Populasi sapi nasional terus bertumbuh. Data Badan Pusat Statistik (BPS) pada 2018 mencatat, selama lima tahun terakhir populasi sapi potong menunjukkan kenaikan pertumbuhan rata-rata 1,54 persen per tahun. Namun peningkatan tersebut belum mampu memenuhi kebutuhan domestik. Menurut hasil kajian Bustanul Arifin, konsumsi daging sapi mengalami pertumbuhan sebesar 8,10 persen per tahun. Pertumbuhan di daerah urban sekitar 2,91 persen, tapi laju pertumbuhan di daerah pedesaan lebih pesat, sebesar 10,7 persen.

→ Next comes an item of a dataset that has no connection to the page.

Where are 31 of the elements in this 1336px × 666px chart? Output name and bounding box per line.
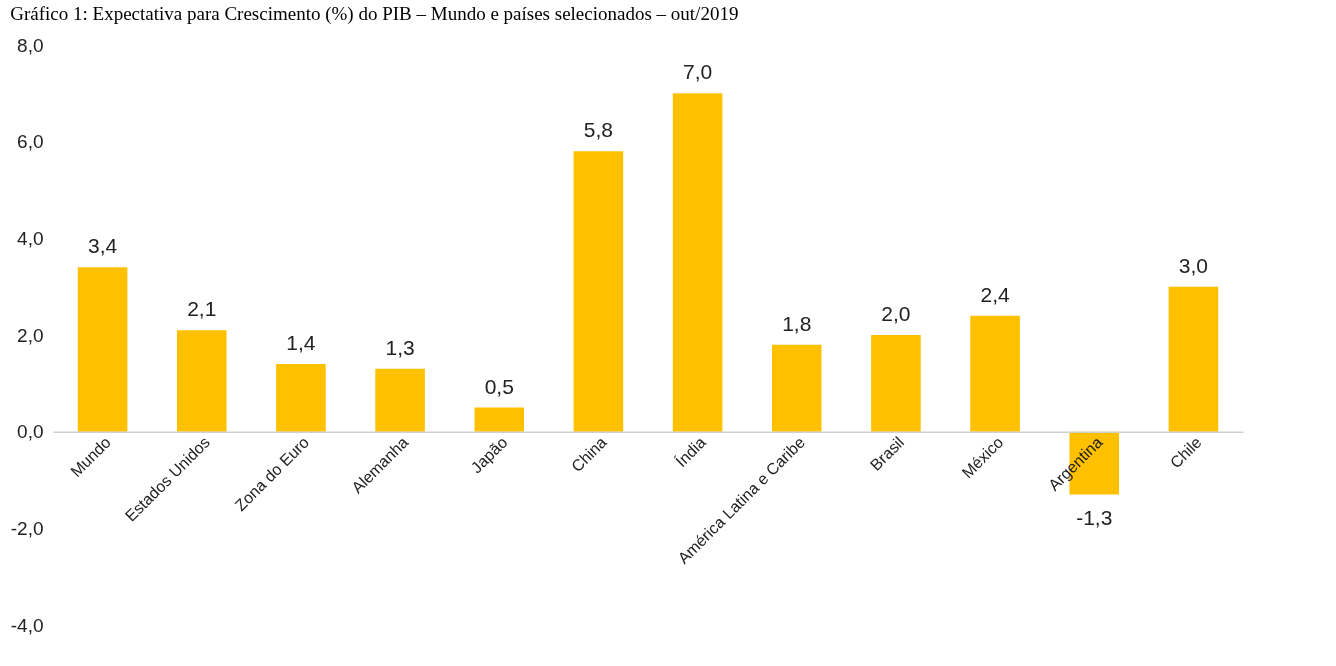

Ketidakseimbangan produksi dan permintaan menyebabkan peningkatan harga mencapai Rp 115.780 pada 2017, dari Rp 66.329 pada 2010. Untuk memenuhi kekurangan itu, pemerintah mengimpor daging dan sapi bakalan sekaligus penyeimbang pasar ketika terjadi gejolak harga. Pada 2010-2017, volume impor daging dan sapi bakalan mengalami pertumbuhan masing-masing 73,46 ribu ton atau 6,2 persen dan 168,15 ton atau sekitar 18,05 persen (UN Comtrade, 2018). Peningkatan volume impor tersebut menyebabkan defisit neraca perdagangan meningkat sebesar 115,78 ribu ton (2017) dari 90,51 ribu ton (2010).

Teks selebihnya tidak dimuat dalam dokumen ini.